La sola existencia de “propiedad intelectual” sobre las fórmulas de fármacos produce vergüenza ajena al mismo tiempo que produce indignación.
Los gobiernos y las grandes Instituciones no son ajenas a todo lo que sucede en el área de la Salud y los ciudadanos de a pie con conciencia de lo que pasa o sin ella, parece que nos encontramos en una especie de laberinto kafkiano. Mientras los gobiernos se especializan en montar decorados teatrales y escenografías para sustituir deberes irrenunciables para un “como si”; mientras grandes instituciones hacen su actuación en vivo como si se tratara de acciones con fidelidad a los principios declarados y no una simulación, ¿quién puede hoy día esperar soluciones serias por parte de las Naciones Unidas donde sólo cinco países tienen derecho de veto y toda la Institución parece ser más un Ministerio de unos pocos en detrimento de la mayoría? ¿quién puede esperar soluciones populares de la O.M.S. (Organización Mundial de la Salud) cuando no es nada más y nada menos que un organismo de la ONU?.
Hasta que no tomemos conciencia de que estamos viviendo en un mundo que se parece demasiado a un capítulo de la famosa novela de G. Orwell “1984”, seguiremos dando vueltas por un laberinto sin salida mientras veremos morir a nuestros familiares y amigos de enfermedades curables; pasar hambrunas a poblaciones enteras mientras en otros países se tiran alimentos a los vertederos y veremos también seguir enriqueciéndose a quienes no les alcanzarán cien vidas para gastar sus fortunas.

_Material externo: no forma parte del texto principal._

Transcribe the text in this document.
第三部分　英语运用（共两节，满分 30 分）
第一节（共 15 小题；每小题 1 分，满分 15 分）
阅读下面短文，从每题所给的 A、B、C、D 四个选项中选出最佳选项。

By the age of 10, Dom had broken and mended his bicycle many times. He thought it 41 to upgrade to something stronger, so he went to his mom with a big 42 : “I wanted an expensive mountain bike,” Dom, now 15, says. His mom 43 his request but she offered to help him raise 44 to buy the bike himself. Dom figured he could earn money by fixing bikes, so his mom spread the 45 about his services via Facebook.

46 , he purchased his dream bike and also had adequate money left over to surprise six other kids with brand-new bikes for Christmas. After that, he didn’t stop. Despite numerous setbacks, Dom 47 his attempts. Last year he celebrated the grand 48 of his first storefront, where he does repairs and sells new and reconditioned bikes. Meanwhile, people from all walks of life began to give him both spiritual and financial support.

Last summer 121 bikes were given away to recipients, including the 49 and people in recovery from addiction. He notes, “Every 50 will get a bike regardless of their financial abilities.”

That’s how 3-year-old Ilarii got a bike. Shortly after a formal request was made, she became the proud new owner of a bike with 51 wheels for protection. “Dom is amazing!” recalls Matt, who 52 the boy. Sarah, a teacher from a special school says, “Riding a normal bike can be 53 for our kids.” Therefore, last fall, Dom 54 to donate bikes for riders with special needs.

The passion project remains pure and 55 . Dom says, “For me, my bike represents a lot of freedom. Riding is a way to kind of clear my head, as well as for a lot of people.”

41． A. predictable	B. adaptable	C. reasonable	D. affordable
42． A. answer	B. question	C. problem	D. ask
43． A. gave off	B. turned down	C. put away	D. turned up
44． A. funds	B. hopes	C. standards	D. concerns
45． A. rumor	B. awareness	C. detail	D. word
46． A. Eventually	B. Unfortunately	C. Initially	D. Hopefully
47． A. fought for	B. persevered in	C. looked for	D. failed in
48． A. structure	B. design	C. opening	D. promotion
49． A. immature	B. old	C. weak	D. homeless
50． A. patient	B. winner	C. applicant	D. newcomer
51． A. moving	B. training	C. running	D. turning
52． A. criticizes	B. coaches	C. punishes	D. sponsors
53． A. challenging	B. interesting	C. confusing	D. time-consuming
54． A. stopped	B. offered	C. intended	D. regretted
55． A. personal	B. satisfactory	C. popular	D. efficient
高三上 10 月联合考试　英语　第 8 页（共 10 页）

La decisión del gobierno de Indira Ghandi en los setenta parece mostrar un camino posible de salida del laberinto. Pero no podemos olvidar que en la misma década, el gobiernos de Salvador Allende sufrió un Golpe de Estado por nacionalizar la producción de fármacos y el cobre.
El mundo en que vivimos se ha ido complejizando al mismo tiempo en que en otros sentidos se ha simplificado la apropiación de las claves de su control.